The analyst story is the most interesting development ahead of the print. Baird upgraded the stock to Outperform this morning, lifting its target from $115 to $150 — a move that lands on the day of the earnings release itself and signals conviction rather than caution. Bank of America raised its target to $145 earlier in the week while holding its Buy rating. The direction of travel is clear: targets across the board have been moving higher since the Q4 print in February, and the consensus has climbed well above where most neutral-to-bearish analysts were anchored just three months ago. Goldman Sachs, still rated Sell with a $81 target, is the notable outlier — the stock closed at $120.65, meaning the firm is already deeply offside if the recent 16% monthly rally holds.
The bull case rests on North America momentum, the turnaround narrative around Hey Dude, and a valuation that remains genuinely cheap for a consumer brand: the forward P/E is running near 8.5x and EV/EBITDA near 7.5x. Bears point to the drag from Hey Dude underperformance, potential tariff and cost headwinds, and consumer spending uncertainty that could pressure the wholesale channel. The consensus is a lukewarm hold — five buys, eight holds — but the recent flurry of upgrades and target raises suggests the Street is warming up. The mean target of $117.25 now sits slightly below the current price, though the Baird and BofA moves push the upper end of active bulls to the $145-$150 range.
Short positioning complicates the picture. Nearly 10% of the free float is sold short — a genuinely elevated level for a consumer brand — and that position grew roughly 11% over the past month.

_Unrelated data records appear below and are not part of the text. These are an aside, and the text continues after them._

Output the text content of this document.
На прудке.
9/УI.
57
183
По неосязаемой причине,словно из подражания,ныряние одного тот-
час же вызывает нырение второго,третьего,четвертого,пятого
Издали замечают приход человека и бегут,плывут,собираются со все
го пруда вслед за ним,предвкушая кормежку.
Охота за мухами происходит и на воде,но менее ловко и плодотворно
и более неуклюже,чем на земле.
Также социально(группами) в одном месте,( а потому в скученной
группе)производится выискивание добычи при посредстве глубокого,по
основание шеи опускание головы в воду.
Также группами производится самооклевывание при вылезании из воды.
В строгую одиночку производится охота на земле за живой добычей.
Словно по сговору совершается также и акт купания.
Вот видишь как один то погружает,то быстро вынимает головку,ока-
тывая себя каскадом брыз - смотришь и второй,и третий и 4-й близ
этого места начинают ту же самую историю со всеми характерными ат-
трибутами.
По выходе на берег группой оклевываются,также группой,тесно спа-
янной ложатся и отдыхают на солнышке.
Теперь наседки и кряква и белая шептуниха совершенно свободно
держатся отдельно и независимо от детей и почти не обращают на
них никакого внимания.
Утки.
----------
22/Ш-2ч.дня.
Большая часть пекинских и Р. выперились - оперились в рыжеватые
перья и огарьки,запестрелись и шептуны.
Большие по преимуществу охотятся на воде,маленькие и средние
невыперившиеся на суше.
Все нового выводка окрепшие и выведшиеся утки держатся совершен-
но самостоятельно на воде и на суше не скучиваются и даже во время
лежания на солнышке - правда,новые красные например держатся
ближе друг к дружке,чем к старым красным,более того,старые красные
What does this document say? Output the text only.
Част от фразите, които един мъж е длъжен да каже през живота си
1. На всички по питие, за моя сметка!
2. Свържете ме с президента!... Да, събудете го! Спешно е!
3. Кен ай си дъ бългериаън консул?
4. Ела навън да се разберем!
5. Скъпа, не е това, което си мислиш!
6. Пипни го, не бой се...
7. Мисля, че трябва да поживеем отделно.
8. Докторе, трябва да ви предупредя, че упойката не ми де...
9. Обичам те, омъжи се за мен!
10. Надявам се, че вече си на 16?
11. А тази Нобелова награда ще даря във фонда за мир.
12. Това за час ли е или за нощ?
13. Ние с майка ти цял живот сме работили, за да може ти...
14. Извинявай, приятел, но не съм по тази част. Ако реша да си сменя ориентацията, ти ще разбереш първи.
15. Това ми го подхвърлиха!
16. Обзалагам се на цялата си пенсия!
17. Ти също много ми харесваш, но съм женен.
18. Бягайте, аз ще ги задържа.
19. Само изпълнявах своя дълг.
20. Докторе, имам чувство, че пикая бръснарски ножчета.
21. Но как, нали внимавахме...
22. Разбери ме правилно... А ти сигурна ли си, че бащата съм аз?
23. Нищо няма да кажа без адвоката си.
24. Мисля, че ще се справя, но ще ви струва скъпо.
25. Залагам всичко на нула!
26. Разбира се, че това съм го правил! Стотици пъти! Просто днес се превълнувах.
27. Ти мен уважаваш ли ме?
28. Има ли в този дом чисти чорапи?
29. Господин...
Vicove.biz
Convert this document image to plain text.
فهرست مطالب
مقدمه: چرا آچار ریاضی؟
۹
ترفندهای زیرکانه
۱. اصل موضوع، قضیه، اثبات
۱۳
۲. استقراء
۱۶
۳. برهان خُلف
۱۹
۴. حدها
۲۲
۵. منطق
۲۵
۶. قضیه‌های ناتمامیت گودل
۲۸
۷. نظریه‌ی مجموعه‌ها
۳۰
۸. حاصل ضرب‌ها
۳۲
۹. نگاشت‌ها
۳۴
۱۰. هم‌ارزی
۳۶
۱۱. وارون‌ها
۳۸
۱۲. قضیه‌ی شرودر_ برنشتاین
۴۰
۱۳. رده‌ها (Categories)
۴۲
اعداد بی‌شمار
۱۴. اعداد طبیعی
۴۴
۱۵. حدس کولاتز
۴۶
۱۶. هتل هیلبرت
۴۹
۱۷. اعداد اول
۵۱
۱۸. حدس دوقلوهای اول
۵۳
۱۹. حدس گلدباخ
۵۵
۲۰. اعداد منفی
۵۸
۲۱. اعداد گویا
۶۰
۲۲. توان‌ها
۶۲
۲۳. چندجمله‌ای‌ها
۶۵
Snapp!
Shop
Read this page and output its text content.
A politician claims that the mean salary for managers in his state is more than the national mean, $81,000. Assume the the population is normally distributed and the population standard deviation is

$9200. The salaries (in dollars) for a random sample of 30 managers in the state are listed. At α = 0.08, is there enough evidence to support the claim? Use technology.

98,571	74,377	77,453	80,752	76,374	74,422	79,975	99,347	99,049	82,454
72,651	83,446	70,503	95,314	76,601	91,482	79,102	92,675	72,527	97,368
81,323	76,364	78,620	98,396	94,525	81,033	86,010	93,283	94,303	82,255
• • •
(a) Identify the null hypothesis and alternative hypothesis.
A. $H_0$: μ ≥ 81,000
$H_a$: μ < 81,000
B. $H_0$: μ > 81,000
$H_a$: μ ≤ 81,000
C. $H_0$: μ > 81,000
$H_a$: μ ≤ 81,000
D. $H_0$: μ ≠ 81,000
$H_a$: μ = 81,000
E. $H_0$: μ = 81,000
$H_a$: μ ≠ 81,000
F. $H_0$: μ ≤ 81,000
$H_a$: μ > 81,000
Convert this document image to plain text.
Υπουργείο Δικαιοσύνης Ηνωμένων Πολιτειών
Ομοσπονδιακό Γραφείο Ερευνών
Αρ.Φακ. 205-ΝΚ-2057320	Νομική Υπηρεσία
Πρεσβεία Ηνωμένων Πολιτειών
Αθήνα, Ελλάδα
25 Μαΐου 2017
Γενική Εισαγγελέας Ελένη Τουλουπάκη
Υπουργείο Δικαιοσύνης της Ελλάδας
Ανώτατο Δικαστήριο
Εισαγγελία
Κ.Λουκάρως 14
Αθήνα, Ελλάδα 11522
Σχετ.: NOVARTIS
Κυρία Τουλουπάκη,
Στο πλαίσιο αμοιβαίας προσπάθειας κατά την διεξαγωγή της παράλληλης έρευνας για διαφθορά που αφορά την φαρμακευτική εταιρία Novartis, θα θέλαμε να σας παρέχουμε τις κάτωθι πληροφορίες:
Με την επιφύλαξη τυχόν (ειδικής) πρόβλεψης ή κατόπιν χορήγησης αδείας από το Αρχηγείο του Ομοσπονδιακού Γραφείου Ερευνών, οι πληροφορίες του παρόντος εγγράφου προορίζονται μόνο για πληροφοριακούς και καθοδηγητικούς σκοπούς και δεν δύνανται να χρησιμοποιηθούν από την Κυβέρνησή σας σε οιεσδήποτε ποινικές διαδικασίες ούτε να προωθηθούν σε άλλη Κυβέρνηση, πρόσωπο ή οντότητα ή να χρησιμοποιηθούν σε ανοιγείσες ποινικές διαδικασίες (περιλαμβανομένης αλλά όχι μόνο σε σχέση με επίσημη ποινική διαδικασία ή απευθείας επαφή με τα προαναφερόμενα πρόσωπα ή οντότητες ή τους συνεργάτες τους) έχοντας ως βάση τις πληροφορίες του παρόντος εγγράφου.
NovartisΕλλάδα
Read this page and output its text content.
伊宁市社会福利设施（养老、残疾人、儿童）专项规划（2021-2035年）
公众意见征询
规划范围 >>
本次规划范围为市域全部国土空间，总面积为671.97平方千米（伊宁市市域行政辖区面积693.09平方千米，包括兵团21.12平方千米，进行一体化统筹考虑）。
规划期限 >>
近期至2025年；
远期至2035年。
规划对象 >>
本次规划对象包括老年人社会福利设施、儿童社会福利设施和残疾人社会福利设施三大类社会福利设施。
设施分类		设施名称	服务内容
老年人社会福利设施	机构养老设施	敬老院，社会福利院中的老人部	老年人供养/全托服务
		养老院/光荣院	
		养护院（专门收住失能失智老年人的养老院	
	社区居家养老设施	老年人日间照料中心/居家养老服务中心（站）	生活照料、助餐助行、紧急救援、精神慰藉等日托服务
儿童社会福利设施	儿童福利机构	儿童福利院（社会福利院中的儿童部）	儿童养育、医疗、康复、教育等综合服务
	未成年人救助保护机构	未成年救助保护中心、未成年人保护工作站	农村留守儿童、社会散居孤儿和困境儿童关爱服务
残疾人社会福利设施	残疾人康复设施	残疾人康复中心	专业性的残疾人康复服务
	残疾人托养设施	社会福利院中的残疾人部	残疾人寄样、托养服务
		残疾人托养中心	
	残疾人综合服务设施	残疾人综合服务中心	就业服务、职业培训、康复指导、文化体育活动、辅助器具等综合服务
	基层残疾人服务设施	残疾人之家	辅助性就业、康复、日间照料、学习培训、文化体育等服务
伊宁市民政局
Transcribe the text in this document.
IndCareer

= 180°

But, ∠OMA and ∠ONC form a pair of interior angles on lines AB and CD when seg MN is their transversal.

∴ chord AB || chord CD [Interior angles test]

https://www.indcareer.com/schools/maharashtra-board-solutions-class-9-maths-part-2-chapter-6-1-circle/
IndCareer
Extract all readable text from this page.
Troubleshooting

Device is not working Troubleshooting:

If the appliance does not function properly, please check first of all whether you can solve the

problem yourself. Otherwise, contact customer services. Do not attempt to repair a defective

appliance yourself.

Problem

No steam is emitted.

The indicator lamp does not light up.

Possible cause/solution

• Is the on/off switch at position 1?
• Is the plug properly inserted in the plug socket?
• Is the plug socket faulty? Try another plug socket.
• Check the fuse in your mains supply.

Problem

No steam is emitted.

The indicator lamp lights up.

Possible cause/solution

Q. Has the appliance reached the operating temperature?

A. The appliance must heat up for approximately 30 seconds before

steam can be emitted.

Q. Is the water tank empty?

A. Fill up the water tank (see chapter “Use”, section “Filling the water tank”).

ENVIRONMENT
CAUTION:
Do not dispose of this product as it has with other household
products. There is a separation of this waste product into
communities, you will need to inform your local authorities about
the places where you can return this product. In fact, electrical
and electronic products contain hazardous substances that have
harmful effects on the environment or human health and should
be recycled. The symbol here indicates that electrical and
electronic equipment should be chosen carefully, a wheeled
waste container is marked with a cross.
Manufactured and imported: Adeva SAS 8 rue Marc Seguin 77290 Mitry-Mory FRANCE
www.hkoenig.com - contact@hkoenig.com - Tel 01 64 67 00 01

It did ease about 7% on the week, though, suggesting some covering into the run-up. Borrow conditions offer no particular tension: cost to borrow is a modest 0.52%, and availability is ample at 302%, well below the year's tightest levels. The ORTEX short score has drifted lower over the past week to 59.6 from a recent peak near 63, consistent with short sellers reducing rather than adding risk into the print.
Options positioning reads as broadly neutral. The put/call ratio is 0.81, almost exactly in line with its 20-day average, with a z-score near zero. There is no unusual hedging demand, no aggressive call-buying — the options market is not expressing a strong directional view either way. The last two earnings prints produced modest positive moves, with the stock rising roughly 3.7% on the day and holding those gains over the following week. The February 2026 print was the outlier, delivering a 17% single-day gain. The question this print will test is whether the re-rating in analyst sentiment — and the stock's 16% surge this month — is justified by actual improvement in Hey Dude and North America revenue, or whether the bar has simply moved too high to clear cleanly.